Женька ушел. Я, было, задумался, но ненадолго. Появилось окно в отношении выгодного слива ваучеров. Аркаша шепнул, что подвалила его знакомая из одной из таинственных организаций, неизвестно для чего скупающей чеки мелкими партиями почти по московской цене. Но возьмет он их у меня на пятьсот рублей дешевле от оглашенного ею потолка, потому что купчиха его. Я согласился не раздумывая. Прошли те времена, когда мы не только не наживались друг на друге, но как могли, поддерживали чистоту отношений в своем клане, стараясь, не дай Бог, обмануть коллегу хоть на копейку. Теперь все выплескивалось мне в лицо, мол, я сдам по столько-то, но у тебя возьму дешевле. Не устраивает, ищи купца сам. Глава семейного подряда давно надыбал хитрый институт буквально через дорогу, на Буденновском проспекте, где сдавал чеки даже выше установленной РТСБ цены. Слившись, вновь скупал их у нас и ускользал. Мы шпионили за ним, в надежде самим навести контакт с богатым клиентом. Но он неизменно пропадал в многочисленных лабиринтах старой постройки здания. Однажды, заинтригованный его неуловимостью, я занял позицию прямо внутри на одной из лестниц института, и повезло. Глава семейного подряда резво нырнул в маленькую боковую дверь на третьем этаже в конце длинного, похожего на коленвал, коридора. Дождавшись, пока он выйдет, сунулся сам. Восседавший за канцелярским столом здоровый молодой мужик без разговоров принял чеки, видимо решив, что я свой. По свойски же предупредил, что три последующих дня принимать не будет. Нет налички.

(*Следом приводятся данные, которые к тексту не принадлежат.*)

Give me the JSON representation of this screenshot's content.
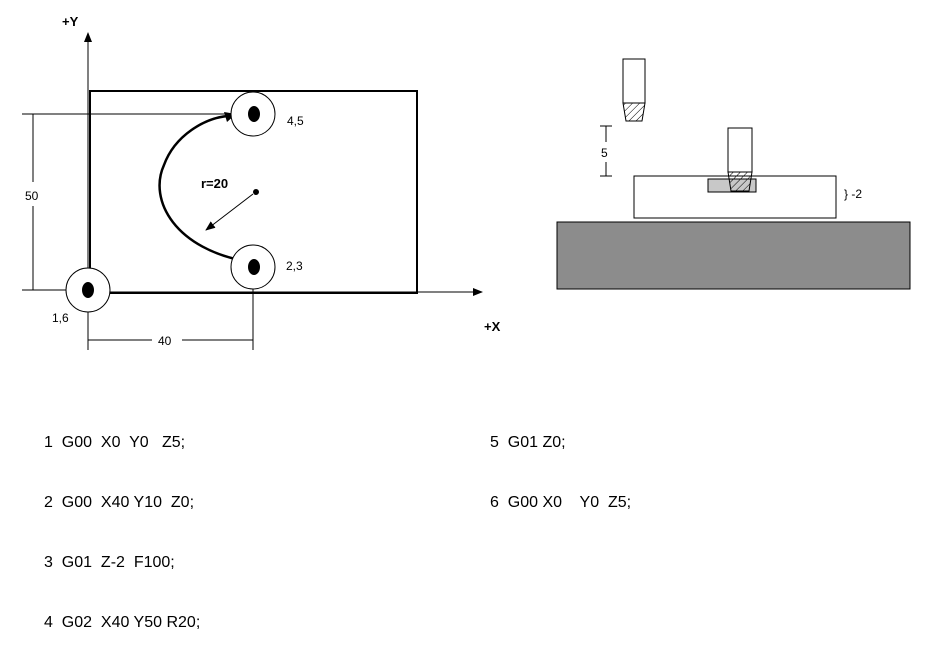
{
  "top_view": {
    "y_axis_label": "+Y",
    "x_axis_label": "+X",
    "height_dim": "50",
    "width_dim": "40",
    "radius_label": "r=20",
    "point_labels": {
      "start": "1,6",
      "lower": "2,3",
      "upper": "4,5"
    }
  },
  "side_view": {
    "approach_dim": "5",
    "depth_dim": "} -2"
  },
  "program": {
    "left": [
      "1  G00  X0  Y0   Z5;",
      "2  G00  X40 Y10  Z0;",
      "3  G01  Z-2  F100;",
      "4  G02  X40 Y50 R20;"
    ],
    "right": [
      "5  G01 Z0;",
      "6  G00 X0    Y0  Z5;"
    ]
  },
  "colors": {
    "table_fill": "#8c8c8c",
    "cut_fill": "#c8c8c8",
    "line": "#000000"
  }
}
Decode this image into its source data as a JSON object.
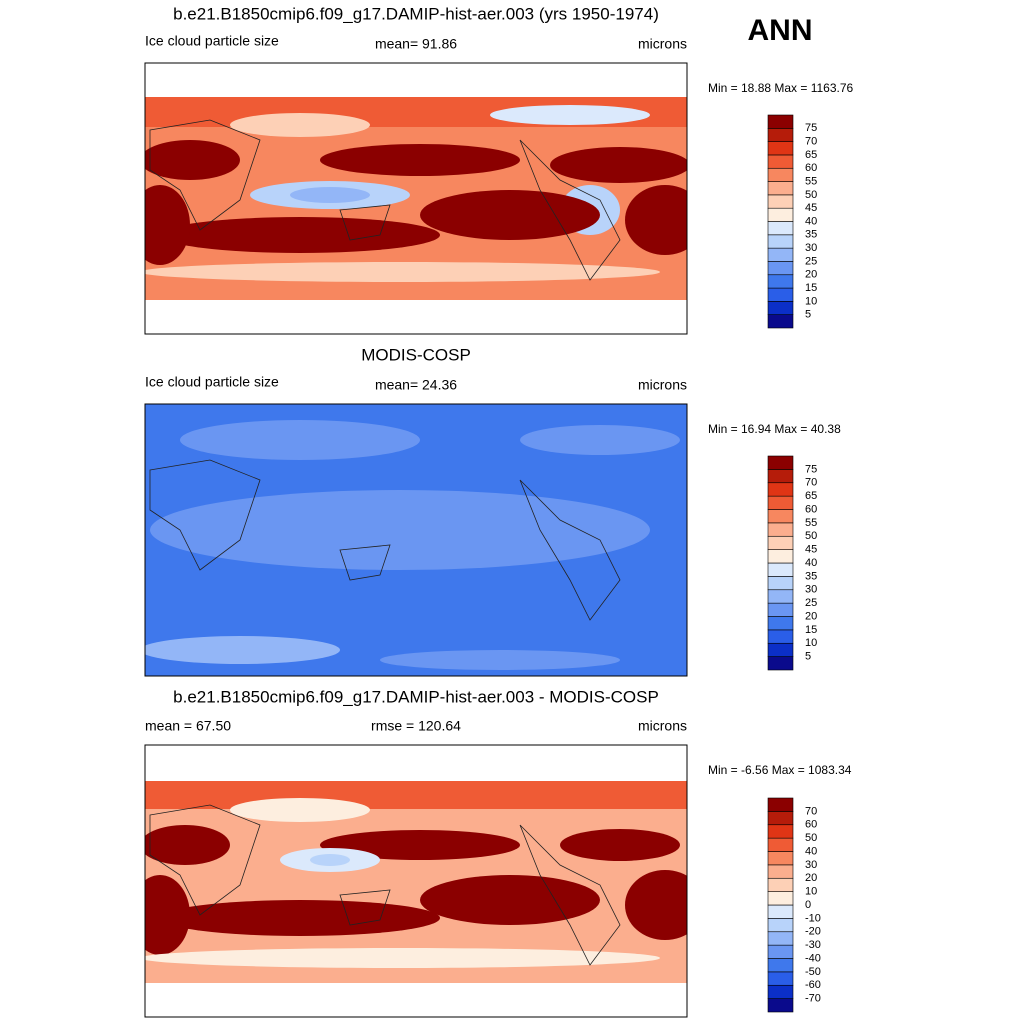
{
  "season": "ANN",
  "panels": [
    {
      "title": "b.e21.B1850cmip6.f09_g17.DAMIP-hist-aer.003 (yrs 1950-1974)",
      "left": "Ice cloud particle size",
      "center": "mean=  91.86",
      "right": "microns",
      "range": "Min =  18.88 Max = 1163.76",
      "colorbar": {
        "levels": [
          5,
          10,
          15,
          20,
          25,
          30,
          35,
          40,
          45,
          50,
          55,
          60,
          65,
          70,
          75
        ],
        "colors": [
          "#0a0a8c",
          "#0b2fc8",
          "#2a5ee8",
          "#3f78ec",
          "#6a96f2",
          "#93b6f7",
          "#b8d3fa",
          "#dbe9fc",
          "#fdeedf",
          "#fdd0b6",
          "#fbae8e",
          "#f7875f",
          "#ef5b35",
          "#e03515",
          "#b51c0a",
          "#8b0000"
        ]
      }
    },
    {
      "title": "MODIS-COSP",
      "left": "Ice cloud particle size",
      "center": "mean=  24.36",
      "right": "microns",
      "range": "Min =  16.94 Max =  40.38",
      "colorbar": {
        "levels": [
          5,
          10,
          15,
          20,
          25,
          30,
          35,
          40,
          45,
          50,
          55,
          60,
          65,
          70,
          75
        ],
        "colors": [
          "#0a0a8c",
          "#0b2fc8",
          "#2a5ee8",
          "#3f78ec",
          "#6a96f2",
          "#93b6f7",
          "#b8d3fa",
          "#dbe9fc",
          "#fdeedf",
          "#fdd0b6",
          "#fbae8e",
          "#f7875f",
          "#ef5b35",
          "#e03515",
          "#b51c0a",
          "#8b0000"
        ]
      }
    },
    {
      "title": "b.e21.B1850cmip6.f09_g17.DAMIP-hist-aer.003 - MODIS-COSP",
      "left": "mean =  67.50",
      "center": "rmse = 120.64",
      "right": "microns",
      "range": "Min =  -6.56 Max = 1083.34",
      "colorbar": {
        "levels": [
          -70,
          -60,
          -50,
          -40,
          -30,
          -20,
          -10,
          0,
          10,
          20,
          30,
          40,
          50,
          60,
          70
        ],
        "colors": [
          "#0a0a8c",
          "#0b2fc8",
          "#2a5ee8",
          "#3f78ec",
          "#6a96f2",
          "#93b6f7",
          "#b8d3fa",
          "#dbe9fc",
          "#fdeedf",
          "#fdd0b6",
          "#fbae8e",
          "#f7875f",
          "#ef5b35",
          "#e03515",
          "#b51c0a",
          "#8b0000"
        ]
      }
    }
  ]
}
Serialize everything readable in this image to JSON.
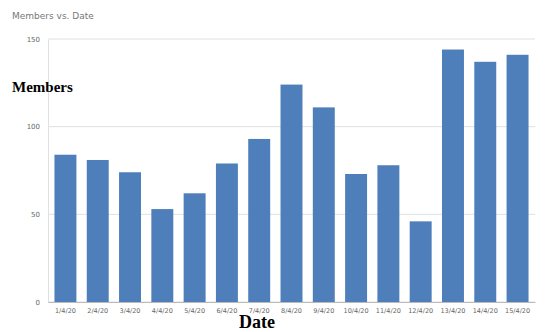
{
  "chart_data": {
    "type": "bar",
    "title": "Members vs. Date",
    "x_label": "Date",
    "y_label": "Members",
    "categories": [
      "1/4/20",
      "2/4/20",
      "3/4/20",
      "4/4/20",
      "5/4/20",
      "6/4/20",
      "7/4/20",
      "8/4/20",
      "9/4/20",
      "10/4/20",
      "11/4/20",
      "12/4/20",
      "13/4/20",
      "14/4/20",
      "15/4/20"
    ],
    "values": [
      84,
      81,
      74,
      53,
      62,
      79,
      93,
      124,
      111,
      73,
      78,
      46,
      144,
      137,
      141
    ],
    "color": "#4e7fbb",
    "ylim": [
      0,
      150
    ],
    "yticks": [
      0,
      50,
      100,
      150
    ],
    "grid": true
  }
}
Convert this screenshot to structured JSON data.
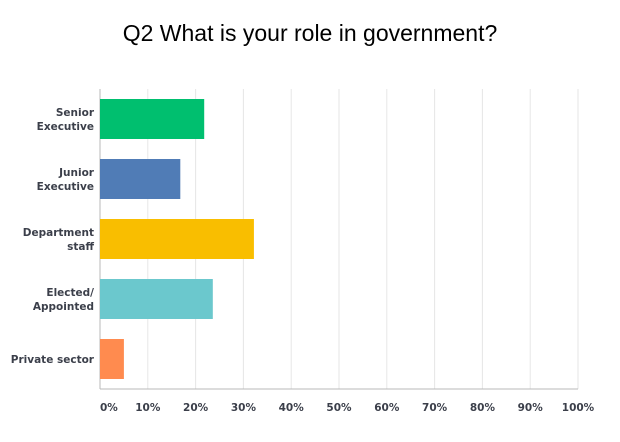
{
  "chart_data": {
    "type": "bar",
    "orientation": "horizontal",
    "title": "Q2 What is your role in government?",
    "categories": [
      [
        "Senior",
        "Executive"
      ],
      [
        "Junior",
        "Executive"
      ],
      [
        "Department",
        "staff"
      ],
      [
        "Elected/",
        "Appointed"
      ],
      [
        "Private sector"
      ]
    ],
    "values": [
      21.8,
      16.8,
      32.2,
      23.6,
      5.0
    ],
    "colors": [
      "#00bf6f",
      "#507cb6",
      "#f9be00",
      "#6bc8cd",
      "#ff8b4f"
    ],
    "xlim": [
      0,
      100
    ],
    "ticks": [
      "0%",
      "10%",
      "20%",
      "30%",
      "40%",
      "50%",
      "60%",
      "70%",
      "80%",
      "90%",
      "100%"
    ],
    "tick_values": [
      0,
      10,
      20,
      30,
      40,
      50,
      60,
      70,
      80,
      90,
      100
    ],
    "grid": true
  }
}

— И поменьше мордовских, башкирских, чувашских, дагестанских и прочих нацменских. Уж больно печати огромные, на всю обратную сторону. Мало того, неразборчивые, с потеками. Чекуха должна быть четкой, как яичко.

— Лады, буду стараться, — сгребая купюры со стола, заверил я.

— Да, ты давно с ним работаешь? Что-то лицо знакомое, а вспомнить не могу.